Saturday, 21 July 2018: 14:50
Oral Presentation
Dana SAWCHUK, Wilfrid Laurier University, Canada
Older women in Canada are often faced with challenges relating to both ageism and sexism, along with a resulting social, economic, and cultural marginalization. In our media-saturated culture, moreover, how we view and treat older women is related in part to how we see them represented in the mass media. On this note, women’s magazines have been critiqued for conveying an anti-aging message through their images, stories, and advertisements. Cognizant of the rich scholarly tradition of content analyses exploring such media representations, this paper reports on a study that begins from a different vantage point – the magazine reader herself. We already know what scholars argue about representations of older women in magazines, but what do older women who read these magazines for non-academic purposes think?

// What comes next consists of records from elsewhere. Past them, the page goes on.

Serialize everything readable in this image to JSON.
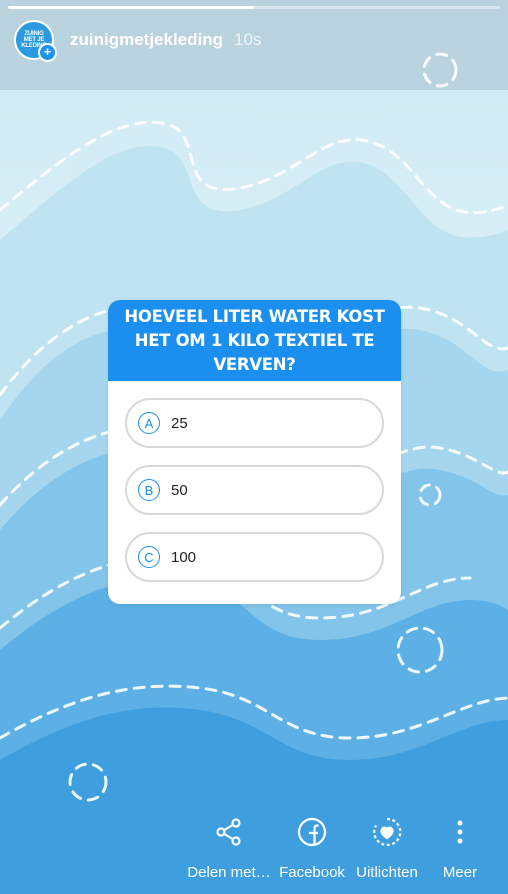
{
  "story": {
    "progress": 0.5,
    "username": "zuinigmetjekleding",
    "time": "10s",
    "avatar": {
      "logo_text": [
        "ZUINIG",
        "MET JE",
        "KLEDING"
      ],
      "badge_icon": "plus-icon"
    }
  },
  "quiz": {
    "question": "Hoeveel liter water kost het om 1 kilo textiel te verven?",
    "accent_color": "#1b8ff0",
    "options": [
      {
        "letter": "A",
        "label": "25"
      },
      {
        "letter": "B",
        "label": "50"
      },
      {
        "letter": "C",
        "label": "100"
      }
    ]
  },
  "actions": [
    {
      "label": "Delen met…",
      "icon": "share-icon"
    },
    {
      "label": "Facebook",
      "icon": "facebook-icon"
    },
    {
      "label": "Uitlichten",
      "icon": "highlight-heart-icon"
    },
    {
      "label": "Meer",
      "icon": "more-vertical-icon"
    }
  ],
  "colors": {
    "sky_top": "#d7eef6",
    "wave_light": "#bfe3f0",
    "wave_mid": "#7ec6e8",
    "wave_deep": "#3f9ede"
  }
}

And, especially significant given that magazine portrayals are argued to influence not only how others see older women but also how they see themselves, how important are magazines and magazine reading to older women in the first place? Based on semi-structured interviews with Canadian women over the age of 55, this paper explores when, how, and why these women read women’s magazines, and what they think of the representations of aging these media forms contain. Initial interviews reveal that, although these readers are clearly aware of certain problematic messages about aging contained in the magazines, this awareness interacts with the readers’ instrumental and escapist uses of magazines in complicated and sometimes unexpected ways. The findings are discussed in the context of the broader empirical, theoretical, and methodological characteristics that have informed previous studies of women’s magazines and magazine reading.